3. The Control Freak: 

A person who tries to control every aspect of your life needs to get a life of their own, away from you. Often, it is a parent having a hard time realising that their child is now an adult and should be making their own decisions.

4. Drama Queens: 

They feel that the world revolves around them and will make you listen to what they have to say without showing any interest in you. They also make a big deal over the simplest thing and are always on an emotional high. It can be exhausting to be around someone like that constantly.

5. Gossip mongers: 

Contrary to popular belief, men gossip more than women. When the harmless whispers turn into hearsay analysing every detail of a third party, you need to move on. Some people thrive on scandals and spreading rumours while closely guarding their own secrets. You need to wonder if they’re gossipping about you too when your back is turned.

6. Convenient Relations: 

Sometimes, we hang on to relationships just because they’re convenient at the moment. Having most of my friends and family living in different parts of the world, I would grab on to whoever was available. But if we take a step back, we’ll realise we don’t need to settle for an okay relationship because a better one will come along soon enough.
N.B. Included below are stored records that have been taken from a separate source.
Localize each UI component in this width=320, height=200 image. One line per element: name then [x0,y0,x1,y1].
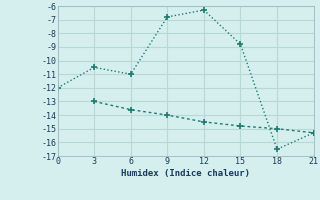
X-axis label: Humidex (Indice chaleur): Humidex (Indice chaleur) [121,169,250,178]
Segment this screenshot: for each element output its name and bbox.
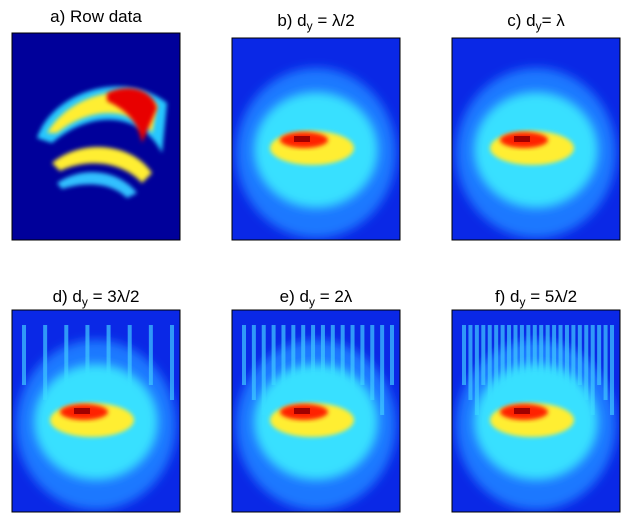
streak	[360, 325, 365, 385]
heatmap	[12, 310, 180, 512]
title-text: f) d	[495, 287, 520, 306]
streak	[494, 325, 499, 415]
streak	[481, 325, 486, 385]
streak	[22, 325, 26, 385]
streak	[281, 325, 286, 400]
streak	[500, 325, 505, 385]
streak	[390, 325, 394, 385]
streak	[330, 325, 335, 385]
frame	[451, 37, 621, 241]
streak	[584, 325, 589, 400]
streak	[301, 325, 306, 385]
frame	[231, 309, 401, 513]
panel-title: a) Row data	[50, 7, 142, 26]
streak	[558, 325, 563, 385]
core	[294, 408, 310, 414]
streak	[242, 325, 246, 385]
streak	[43, 325, 48, 400]
streak	[170, 325, 174, 400]
panel-title: c) dy= λ	[507, 11, 565, 33]
streak	[462, 325, 466, 385]
streak	[474, 325, 479, 415]
streak	[487, 325, 492, 400]
streak	[564, 325, 569, 400]
streak	[603, 325, 608, 400]
panel	[11, 309, 181, 513]
panel-title: d) dy = 3λ/2	[53, 287, 140, 309]
heatmap	[232, 38, 400, 240]
streak	[526, 325, 531, 400]
title-text: = λ	[542, 11, 566, 30]
core	[294, 136, 310, 142]
streak	[251, 325, 256, 400]
title-text: e) d	[280, 287, 309, 306]
title-text: = 3λ/2	[88, 287, 140, 306]
streak	[468, 325, 473, 400]
streak	[148, 325, 153, 385]
heatmap	[12, 33, 180, 240]
streak	[311, 325, 316, 400]
title-text: b) d	[277, 11, 306, 30]
title-text: = λ/2	[313, 11, 355, 30]
panel-title: f) dy = 5λ/2	[495, 287, 577, 309]
streak	[64, 325, 69, 415]
title-text: c) d	[507, 11, 535, 30]
panel	[11, 32, 181, 241]
frame	[451, 309, 621, 513]
subscript: y	[309, 295, 315, 309]
streak	[127, 325, 132, 415]
arc	[57, 172, 137, 198]
panel-title: b) dy = λ/2	[277, 11, 354, 33]
streak	[571, 325, 576, 415]
streak	[577, 325, 582, 385]
panel	[451, 37, 621, 241]
subscript: y	[520, 295, 526, 309]
streak	[539, 325, 544, 385]
title-text: d) d	[53, 287, 82, 306]
streak	[380, 325, 385, 415]
frame	[11, 309, 181, 513]
subscript: y	[307, 19, 313, 33]
panel	[231, 37, 401, 241]
subscript: y	[82, 295, 88, 309]
arc	[107, 88, 157, 143]
streak	[597, 325, 602, 385]
heatmap	[452, 310, 620, 512]
streak	[610, 325, 614, 415]
streak	[106, 325, 111, 400]
streak	[370, 325, 375, 400]
arc	[52, 146, 152, 183]
title-text: = 2λ	[315, 287, 353, 306]
frame	[11, 32, 181, 241]
frame	[231, 37, 401, 241]
heatmap	[232, 310, 400, 512]
core	[514, 408, 530, 414]
subscript: y	[536, 19, 542, 33]
streak	[271, 325, 276, 385]
streak	[340, 325, 345, 400]
streak	[590, 325, 595, 415]
panel	[451, 309, 621, 513]
streak	[261, 325, 266, 415]
streak	[545, 325, 550, 400]
streak	[350, 325, 355, 415]
core	[514, 136, 530, 142]
core	[74, 408, 90, 414]
streak	[507, 325, 512, 400]
title-text: = 5λ/2	[526, 287, 578, 306]
heatmap	[452, 38, 620, 240]
panel-title: e) dy = 2λ	[280, 287, 353, 309]
title-text: a) Row data	[50, 7, 142, 26]
streak	[85, 325, 90, 385]
panel	[231, 309, 401, 513]
streak	[519, 325, 524, 385]
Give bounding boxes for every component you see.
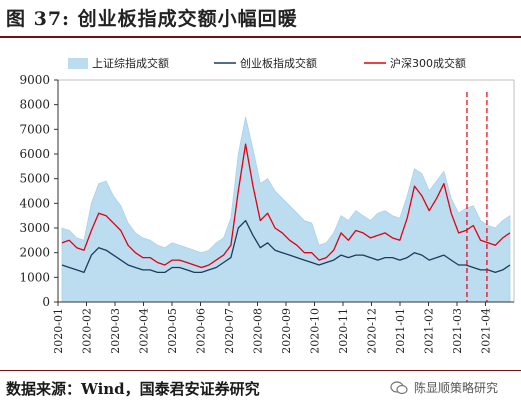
chinext-turnover-chart: 0 1000 2000 3000 4000 5000 6000 7000 8000 9000 20…: [19, 56, 515, 354]
x-tick-label: 2020-02: [81, 308, 94, 354]
x-tick-label: 2021-03: [451, 308, 464, 354]
x-tick-label: 2020-09: [280, 308, 293, 354]
x-tick-label: 2020-12: [366, 308, 379, 354]
area-layer: [61, 116, 511, 303]
y-tick-label: 9000: [19, 73, 50, 87]
y-tick-label: 7000: [19, 122, 50, 136]
x-tick-label: 2020-11: [337, 308, 350, 354]
x-tick-label: 2020-03: [109, 308, 122, 354]
y-tick-label: 3000: [19, 221, 50, 235]
x-axis: 2020-01 2020-02 2020-03 2020-04 2020-05 2020-…: [52, 301, 514, 354]
x-tick-label: 2021-01: [394, 308, 407, 354]
x-tick-label: 2020-04: [138, 308, 151, 354]
title-rule: [0, 36, 521, 38]
y-tick-label: 1000: [19, 270, 50, 284]
x-tick-label: 2020-05: [166, 308, 179, 354]
y-axis: 0 1000 2000 3000 4000 5000 6000 7000 8000 9000: [19, 73, 59, 309]
x-tick-label: 2020-07: [223, 308, 236, 354]
watermark-label: 陈显顺策略研究: [414, 381, 499, 395]
wechat-icon: [390, 380, 408, 394]
legend-swatch-sse: [68, 58, 88, 69]
x-tick-label: 2020-08: [252, 308, 265, 354]
lines-layer: [61, 143, 511, 274]
x-tick-label: 2021-02: [423, 308, 436, 354]
y-tick-label: 4000: [19, 196, 50, 210]
y-tick-label: 0: [42, 295, 50, 309]
markers-layer: [466, 92, 488, 302]
x-tick-label: 2020-01: [52, 308, 65, 354]
x-tick-label: 2020-06: [195, 308, 208, 354]
series-area-sse-turnover: [61, 116, 511, 303]
legend: 上证综指成交额 创业板指成交额 沪深300成交额: [68, 56, 466, 70]
series-line-chinext: [61, 219, 511, 274]
y-tick-label: 6000: [19, 147, 50, 161]
legend-label-chinext: 创业板指成交额: [240, 56, 317, 70]
x-tick-label: 2020-10: [309, 308, 322, 354]
footer-rule: [0, 370, 521, 371]
legend-label-sse: 上证综指成交额: [92, 56, 169, 70]
x-tick-label: 2021-04: [480, 308, 493, 354]
y-tick-label: 2000: [19, 246, 50, 260]
legend-label-hs300: 沪深300成交额: [390, 56, 466, 70]
y-tick-label: 8000: [19, 98, 50, 112]
watermark: 陈显顺策略研究: [390, 379, 499, 396]
y-tick-label: 5000: [19, 172, 50, 186]
figure-title: 图 37: 创业板指成交额小幅回暖: [6, 8, 298, 30]
source-note: 数据来源：Wind，国泰君安证券研究: [6, 380, 260, 398]
series-line-hs300: [61, 143, 511, 269]
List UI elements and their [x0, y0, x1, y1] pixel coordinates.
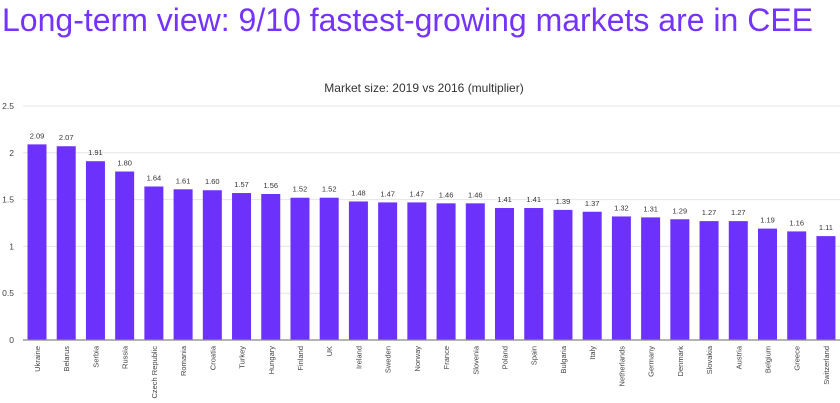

Certain people in your life don’t serve a purpose. They’re not bad people, but they’re not adding anything positive to your life. Let these people know they’re not invited to your life. You don’t need to cut them off entirely. Understanding the relationship dynamics will help you manage it with less stress. 

How to deal with a toxic person?

You can keep your distance emotionally but still acknowledge that you will need to engage with toxic people on a practical level (by seeing them for a holiday dinner, for example, or at work). 

Here are some tips on dealing with a toxic person:

  • Evaluate if you’ve endorsed the behaviour in any way—by always being available, letting them talk over you, or saying it’s ok even when it’s not.
  • Let them know if you don’t have the bandwidth to handle their problems at the moment or are not interested in gossip.
  • Let them know your boundaries and stick to them even when they try to cross them.
  • Clarify if they are looking for solutions or someone to hear them out.
  • Cut them out of your life if possible, at least temporarily, if they fail to respect you. Be firm, and make it clear that you don’t have the free time to give.
  • Distancing yourself from the person—spending less time with them, not sharing private information, or not interacting with them temporarily or permanently—can do wonders for your mental health. You could still accept engaging with the person if needed but refuse to allow them to pull you into an emotional model of toxicity.

What are the benefits of decluttering your life?

There are many benefits to decluttering your life, both for your physical and mental health. You create more space and improve the overall appearance of your surroundings which can be very gratifying and motivating. Mental clutter also negatively affects our well-being, such as reducing our focus and productivity, so decluttering can also lead to an increase in these areas.

Spend more time with positive people who will make you grow and feel good while limiting or eliminating toxic people who will just sap your energy. If you remove things that do not bring you joy or value, you will have more time to spend on things you enjoy.